Scooping Up Syrian Food in the Heights

Scoop Café serves dishes with hummus, vegetables and grilled meat. (Photo by Robin Elisabeth Kilmer via Manhattan Times)

Scoop Café serves hummus, vegetables and grilled meat. (Photo by Robin Elisabeth Kilmer via Manhattan Times)

A new eatery in Upper Manhattan will add some Syrian and Middle Eastern flavors to Washington Heights. Manhattan Times‘ Robin Elisabeth Kilmer profiles Scoop Café – one of only a handful of restaurants   “where Arabic is the de facto language”  in that neighborhood – whose menu reflects manager and chef John Dadourian’s familial roots. A Washington Heights resident for 18 years, his New York roots lie in the Bronx where he first arrived in the U.S. from Syria in 1992.

Much like his fellow residents in Northern Manhattan, Dadourian speaks several languages, and his story is one of many migrations. He was born to Armenian parents living in Aleppo, Syria. His father’s family came from Turkey, and immigrated to avoid genocide.

He speaks Turkish, Arabic, Armenian and English.

Scoop Café manager and chef John Dadourian. (Photo by Robin Elisabeth Kilmer via Manhattan Times)

Scoop Café manager and chef John Dadourian. (Photo by Robin Elisabeth Kilmer via Manhattan Times)

It’s no surprise that Scoop Café’s menu is dominated by, but not limited to, Syrian specialties.

Of all these cultures and countries, the one most reflected in Scoop Café’s menu is the Syrian influence.

Syria is known as the kebab’s country of provenance, insisted Dadourian during a recent chat.

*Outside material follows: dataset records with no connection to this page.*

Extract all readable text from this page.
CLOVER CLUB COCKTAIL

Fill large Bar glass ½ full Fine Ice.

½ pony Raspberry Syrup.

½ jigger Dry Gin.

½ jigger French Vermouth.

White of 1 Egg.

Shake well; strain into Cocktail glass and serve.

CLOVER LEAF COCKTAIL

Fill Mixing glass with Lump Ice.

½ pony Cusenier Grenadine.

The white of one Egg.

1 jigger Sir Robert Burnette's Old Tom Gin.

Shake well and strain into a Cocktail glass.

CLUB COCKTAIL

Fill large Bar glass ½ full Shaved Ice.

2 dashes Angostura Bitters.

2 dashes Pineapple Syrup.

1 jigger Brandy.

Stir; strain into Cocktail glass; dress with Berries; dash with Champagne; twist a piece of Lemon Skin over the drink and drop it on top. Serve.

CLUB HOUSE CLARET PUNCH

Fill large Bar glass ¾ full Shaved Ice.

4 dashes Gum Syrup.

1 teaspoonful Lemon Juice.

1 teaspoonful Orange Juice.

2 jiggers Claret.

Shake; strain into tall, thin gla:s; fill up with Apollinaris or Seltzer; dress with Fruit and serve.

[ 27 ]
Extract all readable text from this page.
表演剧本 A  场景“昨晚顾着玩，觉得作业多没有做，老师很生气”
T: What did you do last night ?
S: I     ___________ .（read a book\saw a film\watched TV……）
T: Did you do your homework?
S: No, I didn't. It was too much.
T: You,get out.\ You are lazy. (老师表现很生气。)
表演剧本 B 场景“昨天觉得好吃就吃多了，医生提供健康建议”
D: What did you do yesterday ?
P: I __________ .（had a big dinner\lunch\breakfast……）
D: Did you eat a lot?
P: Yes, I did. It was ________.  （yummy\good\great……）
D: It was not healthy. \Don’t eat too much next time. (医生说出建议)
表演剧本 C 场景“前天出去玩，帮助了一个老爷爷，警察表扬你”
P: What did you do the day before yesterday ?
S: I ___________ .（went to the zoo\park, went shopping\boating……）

The menu boasts a number of other Mediterranean and Middle Eastern dishes, including falafel and pizza.

Out of all the dishes on the menu, shish kebab is Dadourian’s favorite.

“We ate shish kebabs every Sunday when I was a kid.” The shish kebab, either chicken or beef, is marinated in a red pepper sauce, resulting in a zesty and gently tart flavor.

The dish is served with a creamy hummus, grilled onions and tomatoes and warm pieces of pita bread. The components are arranged in a neutral formation on your plate, inviting you to construct or deconstruct each forkful as you please, allowing you to develop a preferred combination.

Scoop Café is located at 659 West 181st Street between Wadsworth Avenue and Broadway in Manhattan.